4. A thought is a proposition with a sense.
3. A logical picture of facts is a thought.
2. What is the case--a fact--is the existence of states of affairs.
1. The world is all that is the case.
The book presents us with three main ideas to consider:
a) The picture theory of meaning. Meaningful thoughts and sentences are pictures of actual or possible bits of the world. Anything about the world itself as a whole, or about things that are supposed to transcend the world, is meaningless. What cannot be said or thought, though, can be shown.
b) The metaphysics of the Tractatus. Propositions can be analyzed, in theory at least, into elementary propositions, which correspond directly with states of affairs. Their components are names of absolutely simple objects (rather like atoms or monads, only more simple, more basic). So the world is made up of different combinations of what we might call logical atoms.
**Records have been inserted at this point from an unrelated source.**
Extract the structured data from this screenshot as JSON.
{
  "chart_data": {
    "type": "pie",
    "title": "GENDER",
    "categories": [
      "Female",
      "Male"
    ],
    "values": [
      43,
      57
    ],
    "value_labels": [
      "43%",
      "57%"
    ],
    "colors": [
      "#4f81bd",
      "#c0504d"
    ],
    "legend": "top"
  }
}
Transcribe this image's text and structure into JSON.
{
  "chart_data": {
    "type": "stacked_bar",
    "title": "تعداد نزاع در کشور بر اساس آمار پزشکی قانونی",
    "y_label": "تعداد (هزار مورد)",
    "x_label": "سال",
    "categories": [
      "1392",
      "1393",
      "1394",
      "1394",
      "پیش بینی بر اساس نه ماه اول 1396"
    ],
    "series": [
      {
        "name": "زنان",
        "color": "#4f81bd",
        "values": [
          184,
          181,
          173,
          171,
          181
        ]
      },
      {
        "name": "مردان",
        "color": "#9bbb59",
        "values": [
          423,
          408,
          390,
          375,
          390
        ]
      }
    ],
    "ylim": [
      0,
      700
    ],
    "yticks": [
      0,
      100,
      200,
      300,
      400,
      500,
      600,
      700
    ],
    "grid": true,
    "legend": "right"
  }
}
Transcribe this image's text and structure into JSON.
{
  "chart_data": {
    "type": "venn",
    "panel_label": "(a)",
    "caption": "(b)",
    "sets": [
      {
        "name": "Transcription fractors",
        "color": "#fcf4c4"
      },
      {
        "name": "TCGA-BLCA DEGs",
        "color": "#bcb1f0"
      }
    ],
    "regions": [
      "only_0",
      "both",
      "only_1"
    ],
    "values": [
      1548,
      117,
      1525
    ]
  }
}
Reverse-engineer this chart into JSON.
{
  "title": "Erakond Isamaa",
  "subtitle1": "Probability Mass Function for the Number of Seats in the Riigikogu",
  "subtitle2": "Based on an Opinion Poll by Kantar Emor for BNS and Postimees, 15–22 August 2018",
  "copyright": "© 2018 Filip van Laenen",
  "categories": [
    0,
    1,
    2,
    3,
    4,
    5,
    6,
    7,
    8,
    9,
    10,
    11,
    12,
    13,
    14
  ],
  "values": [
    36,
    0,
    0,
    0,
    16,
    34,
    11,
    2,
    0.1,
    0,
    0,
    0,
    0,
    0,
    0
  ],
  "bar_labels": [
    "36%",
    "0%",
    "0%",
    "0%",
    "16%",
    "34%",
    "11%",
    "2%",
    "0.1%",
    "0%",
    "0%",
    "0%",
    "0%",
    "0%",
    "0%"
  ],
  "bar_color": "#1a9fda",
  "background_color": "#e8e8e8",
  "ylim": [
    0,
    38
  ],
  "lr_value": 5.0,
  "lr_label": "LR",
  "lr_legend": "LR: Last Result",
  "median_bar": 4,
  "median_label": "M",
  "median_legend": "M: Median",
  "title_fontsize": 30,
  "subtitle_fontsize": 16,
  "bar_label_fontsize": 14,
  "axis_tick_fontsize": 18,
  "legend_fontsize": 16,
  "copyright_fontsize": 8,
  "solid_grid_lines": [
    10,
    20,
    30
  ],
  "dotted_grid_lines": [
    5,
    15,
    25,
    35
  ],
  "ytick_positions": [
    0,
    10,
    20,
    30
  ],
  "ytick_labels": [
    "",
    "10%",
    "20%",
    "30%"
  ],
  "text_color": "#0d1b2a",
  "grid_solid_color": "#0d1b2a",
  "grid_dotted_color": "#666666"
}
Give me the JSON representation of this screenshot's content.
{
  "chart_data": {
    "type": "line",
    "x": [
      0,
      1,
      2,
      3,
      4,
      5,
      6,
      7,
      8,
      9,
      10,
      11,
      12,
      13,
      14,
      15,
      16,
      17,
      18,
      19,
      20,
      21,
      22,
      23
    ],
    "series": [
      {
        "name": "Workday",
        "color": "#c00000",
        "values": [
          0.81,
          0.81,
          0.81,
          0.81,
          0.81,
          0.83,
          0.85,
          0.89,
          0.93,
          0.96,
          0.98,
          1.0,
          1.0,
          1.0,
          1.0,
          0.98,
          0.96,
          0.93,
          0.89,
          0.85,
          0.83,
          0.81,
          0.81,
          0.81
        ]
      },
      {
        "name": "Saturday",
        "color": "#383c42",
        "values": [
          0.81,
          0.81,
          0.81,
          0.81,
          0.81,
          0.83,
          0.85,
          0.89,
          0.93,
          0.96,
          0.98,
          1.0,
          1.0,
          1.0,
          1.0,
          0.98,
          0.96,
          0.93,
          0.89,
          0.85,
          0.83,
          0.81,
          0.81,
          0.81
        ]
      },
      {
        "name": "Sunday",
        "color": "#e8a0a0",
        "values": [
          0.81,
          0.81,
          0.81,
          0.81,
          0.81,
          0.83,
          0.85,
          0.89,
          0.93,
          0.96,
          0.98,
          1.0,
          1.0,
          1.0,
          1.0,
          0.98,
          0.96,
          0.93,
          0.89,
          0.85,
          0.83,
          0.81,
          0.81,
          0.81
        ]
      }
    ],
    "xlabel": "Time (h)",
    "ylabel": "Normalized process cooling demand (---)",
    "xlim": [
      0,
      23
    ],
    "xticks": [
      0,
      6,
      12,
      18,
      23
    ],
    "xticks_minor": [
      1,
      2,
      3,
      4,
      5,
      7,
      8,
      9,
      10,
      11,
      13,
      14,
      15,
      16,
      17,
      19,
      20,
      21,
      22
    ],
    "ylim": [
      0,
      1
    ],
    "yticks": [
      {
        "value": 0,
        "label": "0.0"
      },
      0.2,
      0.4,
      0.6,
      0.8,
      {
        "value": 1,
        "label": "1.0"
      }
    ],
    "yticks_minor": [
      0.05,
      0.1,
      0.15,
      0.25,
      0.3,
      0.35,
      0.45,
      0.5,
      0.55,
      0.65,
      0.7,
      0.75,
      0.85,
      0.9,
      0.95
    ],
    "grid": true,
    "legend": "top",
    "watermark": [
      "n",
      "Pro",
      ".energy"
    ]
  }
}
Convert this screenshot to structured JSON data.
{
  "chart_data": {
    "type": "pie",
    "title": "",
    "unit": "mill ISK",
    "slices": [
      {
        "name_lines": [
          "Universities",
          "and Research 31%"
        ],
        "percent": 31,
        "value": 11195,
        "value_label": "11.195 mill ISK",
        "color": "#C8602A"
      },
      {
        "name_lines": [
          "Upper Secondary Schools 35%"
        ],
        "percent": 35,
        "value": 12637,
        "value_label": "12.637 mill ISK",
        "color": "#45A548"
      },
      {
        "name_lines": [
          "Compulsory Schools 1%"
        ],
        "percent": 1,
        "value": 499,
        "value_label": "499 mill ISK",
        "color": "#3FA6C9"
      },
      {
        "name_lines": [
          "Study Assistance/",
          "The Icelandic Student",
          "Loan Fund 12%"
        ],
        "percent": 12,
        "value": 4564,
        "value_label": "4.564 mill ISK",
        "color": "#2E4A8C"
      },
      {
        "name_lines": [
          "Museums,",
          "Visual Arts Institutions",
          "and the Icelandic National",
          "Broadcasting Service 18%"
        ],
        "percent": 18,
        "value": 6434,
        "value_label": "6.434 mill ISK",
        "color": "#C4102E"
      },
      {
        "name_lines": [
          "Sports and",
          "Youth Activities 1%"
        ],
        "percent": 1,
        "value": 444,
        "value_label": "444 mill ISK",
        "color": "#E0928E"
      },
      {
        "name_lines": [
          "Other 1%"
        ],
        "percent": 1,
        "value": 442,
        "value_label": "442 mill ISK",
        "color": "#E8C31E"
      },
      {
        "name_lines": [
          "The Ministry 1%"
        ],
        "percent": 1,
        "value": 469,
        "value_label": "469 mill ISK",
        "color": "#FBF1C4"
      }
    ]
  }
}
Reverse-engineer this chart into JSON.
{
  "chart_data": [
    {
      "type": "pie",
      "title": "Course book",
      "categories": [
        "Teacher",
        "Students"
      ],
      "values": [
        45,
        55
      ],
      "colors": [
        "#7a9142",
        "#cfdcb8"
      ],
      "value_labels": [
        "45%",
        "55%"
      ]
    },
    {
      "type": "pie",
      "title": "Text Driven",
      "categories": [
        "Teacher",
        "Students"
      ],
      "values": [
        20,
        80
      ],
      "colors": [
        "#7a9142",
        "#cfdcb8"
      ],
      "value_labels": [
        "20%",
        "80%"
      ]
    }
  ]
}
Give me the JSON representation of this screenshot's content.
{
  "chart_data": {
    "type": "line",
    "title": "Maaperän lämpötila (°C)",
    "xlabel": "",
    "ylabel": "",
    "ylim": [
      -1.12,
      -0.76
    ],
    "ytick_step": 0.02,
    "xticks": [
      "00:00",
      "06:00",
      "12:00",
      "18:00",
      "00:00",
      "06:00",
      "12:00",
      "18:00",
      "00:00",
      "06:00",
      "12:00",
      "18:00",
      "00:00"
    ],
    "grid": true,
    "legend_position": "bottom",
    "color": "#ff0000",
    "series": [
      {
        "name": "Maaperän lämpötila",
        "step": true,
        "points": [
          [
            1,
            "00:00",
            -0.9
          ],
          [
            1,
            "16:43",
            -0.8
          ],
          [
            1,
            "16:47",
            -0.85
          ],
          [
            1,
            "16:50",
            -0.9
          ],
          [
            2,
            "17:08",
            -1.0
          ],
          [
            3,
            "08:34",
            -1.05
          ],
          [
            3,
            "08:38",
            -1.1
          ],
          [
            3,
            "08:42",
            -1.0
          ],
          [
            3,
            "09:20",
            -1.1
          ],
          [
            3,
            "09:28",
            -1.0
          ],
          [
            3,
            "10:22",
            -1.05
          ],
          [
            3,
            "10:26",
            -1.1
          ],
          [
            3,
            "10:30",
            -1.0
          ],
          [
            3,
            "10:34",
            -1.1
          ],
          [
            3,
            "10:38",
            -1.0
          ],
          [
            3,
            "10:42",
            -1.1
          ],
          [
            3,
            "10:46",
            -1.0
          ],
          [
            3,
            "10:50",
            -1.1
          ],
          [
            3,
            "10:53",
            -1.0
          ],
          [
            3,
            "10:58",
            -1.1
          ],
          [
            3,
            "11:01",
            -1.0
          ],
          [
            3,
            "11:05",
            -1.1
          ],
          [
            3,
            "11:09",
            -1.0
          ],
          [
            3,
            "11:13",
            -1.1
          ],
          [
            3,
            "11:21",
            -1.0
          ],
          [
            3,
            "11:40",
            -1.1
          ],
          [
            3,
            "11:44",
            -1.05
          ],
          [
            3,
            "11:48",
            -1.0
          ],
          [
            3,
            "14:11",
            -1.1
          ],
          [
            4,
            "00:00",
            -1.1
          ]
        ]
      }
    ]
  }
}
c) Nonsense. According to the picture theory, all we can talk about is states of affairs. But the Tractatus is not about states of affairs. It is about the world as a whole, logic, the relation between language and the world as a whole, and so on. So mustn't this book itself be meaningless, according to its own theory of meaning? See 6.53 and 6.54. Wittgenstein says that indeed his propositions are nonsensical. What are we to make of this? One view is that he believes that some profoundly important truths (of a spiritual nature) are beyond language. The most common view is that Wittgenstein means that talk about logic, etc. is nonsensical in a somewhat technical sense. The other, 'postmodern' or 'austere' view is that he really means what he says in a straightforward way. This would make his early work quite similar to his later work (published after his death) in which he clearly rejects such things as the picture theory and any metaphysics implied by it. What would be the point of writing a nonsensical book? Perhaps to show that philosophy, taken to its logical conclusion, cannot help at all with the big problems of life. The methods of Kant cannot help with the problems of Kierkegaard.